Real Einstein loci
Gabriella Clemente
TL;DR
The paper investigates how anti-holomorphic symmetries on a compact Kähler-Einstein manifold $X$ produce real Einstein submanifolds via fixed point sets. It develops a framework connecting anti-holomorphic maps, Kähler potentials, and real structures, leveraging KE uniqueness and first Chern class sign to deduce Einstein-ness and Lagrangian properties for fixed loci. The main results show that if $f$ is bi-anti-holomorphic and $X^f$ is $n$-dimensional, then $X^f$ is Einstein when $c_1(X)\le 0$, and, for $c_1(X)>0$ with $f$ involutive, a suitable $a\in Aut_0(X)$ yields $X^{a\circ f}$ Einstein; moreover, such fixed sets are totally real and, under isometries, Lagrangian.

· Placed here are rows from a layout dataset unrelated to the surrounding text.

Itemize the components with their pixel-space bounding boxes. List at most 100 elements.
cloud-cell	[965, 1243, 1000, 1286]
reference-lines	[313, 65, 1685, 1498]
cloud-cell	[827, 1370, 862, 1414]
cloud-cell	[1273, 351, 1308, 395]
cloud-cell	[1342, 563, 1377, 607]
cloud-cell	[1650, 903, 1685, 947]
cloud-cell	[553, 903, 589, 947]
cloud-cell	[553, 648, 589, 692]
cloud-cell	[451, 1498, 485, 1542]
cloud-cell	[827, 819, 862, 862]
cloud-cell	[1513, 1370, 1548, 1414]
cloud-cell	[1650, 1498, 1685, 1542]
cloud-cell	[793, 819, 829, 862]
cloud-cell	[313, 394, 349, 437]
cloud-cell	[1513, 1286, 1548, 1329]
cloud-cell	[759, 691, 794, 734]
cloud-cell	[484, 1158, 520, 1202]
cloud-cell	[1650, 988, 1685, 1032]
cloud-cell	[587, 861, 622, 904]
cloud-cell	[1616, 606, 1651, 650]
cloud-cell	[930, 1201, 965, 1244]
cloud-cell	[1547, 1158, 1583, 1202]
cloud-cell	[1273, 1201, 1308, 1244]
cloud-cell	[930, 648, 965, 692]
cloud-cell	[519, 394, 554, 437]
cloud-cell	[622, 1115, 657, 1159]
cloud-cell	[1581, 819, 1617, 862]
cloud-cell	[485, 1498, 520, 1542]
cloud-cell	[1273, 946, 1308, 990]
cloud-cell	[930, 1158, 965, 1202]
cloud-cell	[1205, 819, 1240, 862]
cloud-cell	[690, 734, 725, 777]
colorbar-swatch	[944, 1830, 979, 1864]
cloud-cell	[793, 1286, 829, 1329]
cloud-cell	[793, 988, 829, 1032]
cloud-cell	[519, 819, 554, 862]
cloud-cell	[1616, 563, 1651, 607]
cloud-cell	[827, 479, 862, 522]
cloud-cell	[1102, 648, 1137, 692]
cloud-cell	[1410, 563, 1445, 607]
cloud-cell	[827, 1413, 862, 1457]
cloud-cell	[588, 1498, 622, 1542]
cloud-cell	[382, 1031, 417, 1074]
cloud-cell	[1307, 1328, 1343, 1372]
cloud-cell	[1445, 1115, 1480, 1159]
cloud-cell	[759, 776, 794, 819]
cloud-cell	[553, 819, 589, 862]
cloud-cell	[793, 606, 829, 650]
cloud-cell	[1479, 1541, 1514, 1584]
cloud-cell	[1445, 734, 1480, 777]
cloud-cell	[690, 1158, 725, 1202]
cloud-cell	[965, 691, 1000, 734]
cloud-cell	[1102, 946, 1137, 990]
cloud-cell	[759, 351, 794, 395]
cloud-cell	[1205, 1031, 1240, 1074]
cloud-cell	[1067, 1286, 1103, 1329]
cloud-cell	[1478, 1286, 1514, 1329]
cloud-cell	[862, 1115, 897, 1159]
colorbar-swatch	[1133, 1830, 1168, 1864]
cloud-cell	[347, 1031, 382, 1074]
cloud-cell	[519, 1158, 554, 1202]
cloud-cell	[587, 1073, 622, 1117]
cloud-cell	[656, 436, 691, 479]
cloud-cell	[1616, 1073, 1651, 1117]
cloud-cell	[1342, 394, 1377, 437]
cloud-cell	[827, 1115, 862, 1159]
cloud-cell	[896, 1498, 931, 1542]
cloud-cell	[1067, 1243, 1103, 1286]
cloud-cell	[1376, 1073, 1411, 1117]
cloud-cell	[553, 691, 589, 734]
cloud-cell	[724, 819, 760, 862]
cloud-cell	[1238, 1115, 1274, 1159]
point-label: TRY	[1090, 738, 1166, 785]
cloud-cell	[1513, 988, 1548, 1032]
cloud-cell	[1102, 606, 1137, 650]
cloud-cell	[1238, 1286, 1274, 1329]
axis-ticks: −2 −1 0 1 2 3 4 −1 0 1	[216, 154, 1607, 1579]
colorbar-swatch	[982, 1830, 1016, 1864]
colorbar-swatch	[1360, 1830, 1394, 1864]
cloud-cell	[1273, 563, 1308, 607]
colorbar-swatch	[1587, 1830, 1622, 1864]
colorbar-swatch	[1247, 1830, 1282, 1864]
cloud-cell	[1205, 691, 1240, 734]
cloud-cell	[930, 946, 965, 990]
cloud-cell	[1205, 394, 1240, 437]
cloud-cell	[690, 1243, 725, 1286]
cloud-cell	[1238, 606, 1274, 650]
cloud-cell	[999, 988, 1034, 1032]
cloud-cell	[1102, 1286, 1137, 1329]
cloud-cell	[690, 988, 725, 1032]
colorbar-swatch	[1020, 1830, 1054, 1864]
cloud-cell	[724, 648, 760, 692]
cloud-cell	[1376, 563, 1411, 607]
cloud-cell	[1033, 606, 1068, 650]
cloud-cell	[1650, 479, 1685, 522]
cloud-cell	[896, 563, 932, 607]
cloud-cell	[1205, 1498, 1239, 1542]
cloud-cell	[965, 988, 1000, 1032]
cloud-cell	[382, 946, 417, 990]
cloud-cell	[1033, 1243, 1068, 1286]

The work provides concrete constructions of Einstein and Lagrangian submanifolds, with explicit examples on projective spaces and toric varieties, and opens avenues for linking real and complex geometry in KE contexts.
Abstract
The aim of this article is to study the interplay between the complex, and underlying real geometries of a Kaehler manifold. We prove that certain anti-holomorphic automorphisms of a compact Kaehler-Einstein manifold give rise to real Einstein submanifolds.